Mensagem Litúrgica do segundo dia da Novena do Nosso Seráfico pai, São Francisco, em 2020. Primeira Leitura (Ez 18, 25-28), Salmo Responsorial 24 (25), Segunda Leitura (Fp 2, 1-11) e Evangelho (Mt 21, 28-32).
Quando se fala da existência dos anjos, reafirmada pela fé católica, crer na milícia celeste significa acreditar que eles existem para guardar o homem, acreditar na certeza de que Deus nunca abandona sua criação, e que que Ele ama o homem verdadeiramente. Assim Frei Flávio Amorim OFMConv., reitor da Casa de Formação São Francisco de Assis, iniciou a reflexão da segunda noite da novena do pai Seráfico. O celebrante contou que a devoção de São Francisco a São Miguel Arcanjo, tema da noite, nasce quando ele, em 1216, sobe ao Monte Gargano, na Itália, um Santuário dedicado ao arcanjo, e não entra, uma vez que não se achava digno, contudo marcou o sinal do Tau na entrada do Santuário.
Contou ainda que outro momento em que a devoção surge está no contexto do próprio São Miguel Arcanjo, que é aquele que cuida, o defensor que protege. Quem como Deus? Quão grande é o amor de Deus? Foi em 1224, durante uma Quaresma de São Miguel, que Francisco recebeu os estigmas, e para entender essa devoção, é necessário passar por esses estigmas.
Francisco, quando subiu ao monte para orar, pediu duas graças: a primeira, sentir o amor de Jesus pela humanidade; a segunda, sentir a dor da paixão, a súplica pela salvação, o mistério da penitência e mergulho no grande mistério de Deus. E Cristo aparece em forma de anjo e imprime as chagas do Senhor em Francisco. Uma graça, momento em que a dor se transforma em amor, e o mistério da Quaresma se revela mistério de entrega, de graça extraordinária, mas também dolorosa.

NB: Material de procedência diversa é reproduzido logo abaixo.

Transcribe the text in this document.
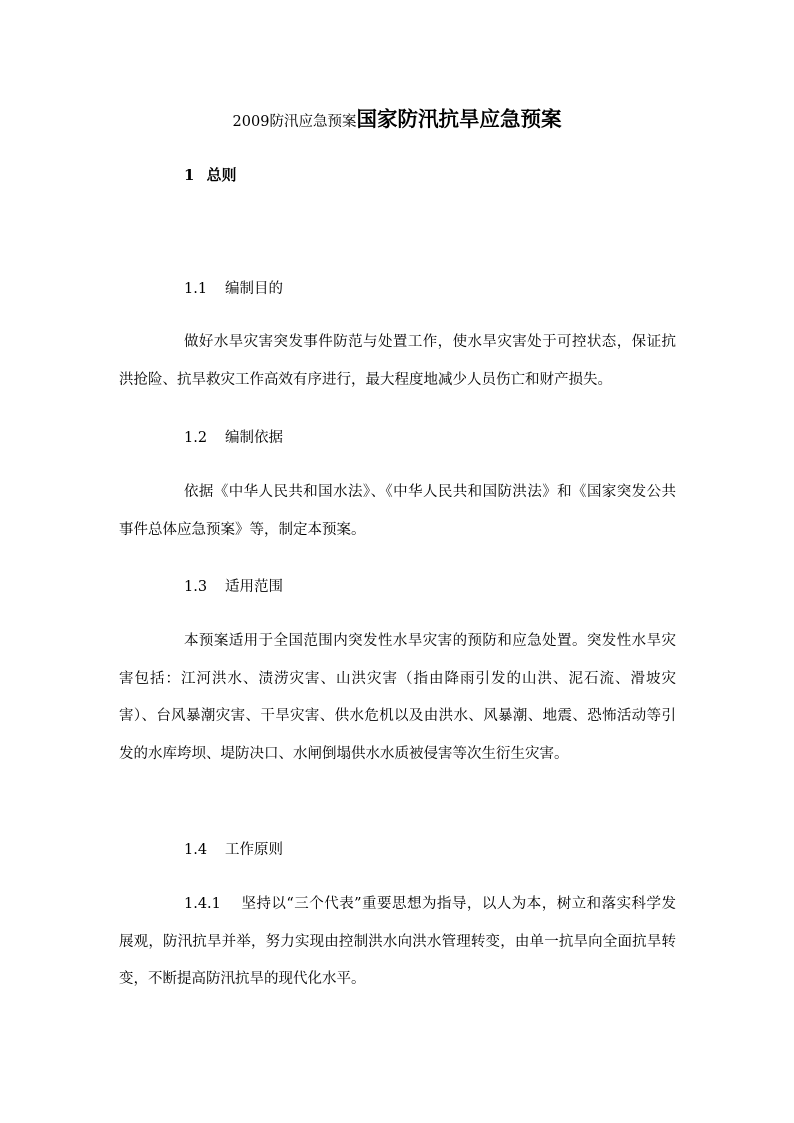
2009防汛应急预案国家防汛抗旱应急预案
1 总则
1.1 编制目的

做好水旱灾害突发事件防范与处置工作，使水旱灾害处于可控状态，保证抗洪抢险、抗旱救灾工作高效有序进行，最大程度地减少人员伤亡和财产损失。

1.2 编制依据

依据《中华人民共和国水法》、《中华人民共和国防洪法》和《国家突发公共事件总体应急预案》等，制定本预案。

1.3 适用范围

本预案适用于全国范围内突发性水旱灾害的预防和应急处置。突发性水旱灾害包括：江河洪水、渍涝灾害、山洪灾害（指由降雨引发的山洪、泥石流、滑坡灾害）、台风暴潮灾害、干旱灾害、供水危机以及由洪水、风暴潮、地震、恐怖活动等引发的水库垮坝、堤防决口、水闸倒塌供水水质被侵害等次生衍生灾害。

1.4 工作原则

1.4.1 坚持以“三个代表”重要思想为指导，以人为本，树立和落实科学发展观，防汛抗旱并举，努力实现由控制洪水向洪水管理转变，由单一抗旱向全面抗旱转变，不断提高防汛抗旱的现代化水平。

Dolorosa porque Francisco viveu uma profunda inquietação, de abandonar seus projetos pessoais em troca da graça da conversão, com o objetivo de olhar o mundo, os sofrimentos da humanidade, de uma outra forma, “justamente o que antes me parecia amargo se me converteu em doçura da alma e do corpo” (Testamento de São Francisco), falou nosso pai Seráfico sobre o encontro com o leproso, uma profunda paixão pelo Senhor.
Depois, essa inquietação vem com Francisco, ouvindo a voz do crucificado que a ele diz, Francisco, não vê que a minha Igreja está em ruínas? Vai e reconstrói a minha Igreja! Uma experiência dolorosa, mas também uma experiência de graça, de abraçar a morte para alcançar a vida. E é isso que essa quaresma quer de cada homem, a intenção de pacificar a morte de Cristo, onde Deus vê o homem, mas quem quis olhar para o Senhor foi Francisco. São Francisco consegue equilibrar esse olhar de dor e graça, e lembra São Boaventura, que por tanto amor de Francisco pelo coração do Senhor, o homem deveria ter nostalgia, saudade de que a vivência do Evangelho aconteça em cada um, em cada homem. Um desejo de viver em conformidade com Cristo, renovando a vivência do Evangelho.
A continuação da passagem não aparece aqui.